2:38 AM MDT | May 26, 2010 | By GIRISH MALHOTRA

President of Epcot International

Brand companies
establishing a beachhead in India is a logical choice as they see access to a market growing at 10%+. India is a source of revenue and profit replenishment for the multinationals. The end result of such acquisitions is going to be higher drug prices for the masses or government intervention. It will be interesting to see what develops.
There is an underlying question about the sales of Indian pharmaceuticals companies. Why?
Since 2005 Indian companies have challenged multinationals and have forced a landscape change. Why are the companies being sold now when they have created very successful franchises? One could say the price was too good to refuse. Maybe, but has anyone considered another reason, i.e. lack of succession in the entrepreneur families, or letting the trained managers run and grow the companies to compete with the brand companies.
The Singh family (Ranbaxy) allegedly had a family feud and they brought in Dr. Brian Tempest to cool the storm. However, under the Singh family regime there were lapses as manifested by U.S. FDA’s actions. Were the lapses beyond fixing? Under these circumstances the Singh family got an offer they could not refuse. Could that be the case with the Piramal family?

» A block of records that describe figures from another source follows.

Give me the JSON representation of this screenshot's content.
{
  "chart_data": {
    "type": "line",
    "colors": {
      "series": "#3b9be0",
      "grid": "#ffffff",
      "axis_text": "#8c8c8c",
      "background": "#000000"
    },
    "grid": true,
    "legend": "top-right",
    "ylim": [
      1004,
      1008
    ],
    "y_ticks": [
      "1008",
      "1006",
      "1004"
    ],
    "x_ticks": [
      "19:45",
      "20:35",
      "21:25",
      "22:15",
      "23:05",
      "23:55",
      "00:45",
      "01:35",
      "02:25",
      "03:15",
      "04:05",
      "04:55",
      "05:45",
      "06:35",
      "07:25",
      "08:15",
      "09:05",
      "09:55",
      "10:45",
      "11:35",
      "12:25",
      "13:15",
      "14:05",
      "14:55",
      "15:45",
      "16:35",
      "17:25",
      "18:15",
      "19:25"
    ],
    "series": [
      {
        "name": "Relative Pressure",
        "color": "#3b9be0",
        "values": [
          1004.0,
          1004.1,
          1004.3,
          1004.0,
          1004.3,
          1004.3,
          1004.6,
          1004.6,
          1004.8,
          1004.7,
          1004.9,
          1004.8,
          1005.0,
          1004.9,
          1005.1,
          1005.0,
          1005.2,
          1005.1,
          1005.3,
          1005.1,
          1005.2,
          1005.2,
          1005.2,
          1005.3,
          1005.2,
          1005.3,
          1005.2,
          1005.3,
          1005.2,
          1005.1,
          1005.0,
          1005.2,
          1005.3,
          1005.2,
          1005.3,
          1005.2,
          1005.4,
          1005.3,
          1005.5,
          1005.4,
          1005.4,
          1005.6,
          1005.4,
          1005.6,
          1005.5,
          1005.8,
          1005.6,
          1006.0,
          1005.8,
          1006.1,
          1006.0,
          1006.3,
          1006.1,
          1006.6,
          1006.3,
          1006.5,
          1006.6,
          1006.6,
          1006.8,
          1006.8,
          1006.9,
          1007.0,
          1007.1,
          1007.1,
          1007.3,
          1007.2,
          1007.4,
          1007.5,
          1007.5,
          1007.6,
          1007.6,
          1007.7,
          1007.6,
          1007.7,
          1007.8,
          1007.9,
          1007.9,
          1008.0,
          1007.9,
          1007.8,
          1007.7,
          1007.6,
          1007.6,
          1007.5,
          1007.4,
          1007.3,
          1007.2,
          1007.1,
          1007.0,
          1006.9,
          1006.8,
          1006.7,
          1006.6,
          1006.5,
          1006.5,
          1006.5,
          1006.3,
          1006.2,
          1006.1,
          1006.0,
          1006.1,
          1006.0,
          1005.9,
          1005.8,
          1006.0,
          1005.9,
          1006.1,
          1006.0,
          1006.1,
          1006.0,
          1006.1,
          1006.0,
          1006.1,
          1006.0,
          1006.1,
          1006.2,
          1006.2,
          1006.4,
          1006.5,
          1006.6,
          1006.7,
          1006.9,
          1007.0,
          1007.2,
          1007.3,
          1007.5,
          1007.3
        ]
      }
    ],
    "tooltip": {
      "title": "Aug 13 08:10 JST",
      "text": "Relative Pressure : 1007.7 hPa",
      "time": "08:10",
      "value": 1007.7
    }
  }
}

Consolidation within India i.e. one successful company buying other pharmaceutical company is not part of the culture. Thus unless there is strong succession planning, we will see repeats of the acquisitions of Matrix Labs, Ranbaxy, Shantha Biotech and Piramal Healthcare.
If the entrepreneurial families do not pass the baton to trained professionals, I believe Indian pharmaceuticals, API (active pharmaceutical ingredient) companies, formulators and other associated with the pharmaceuticals could be selling out to multinationals. It will be a case of take your money and run.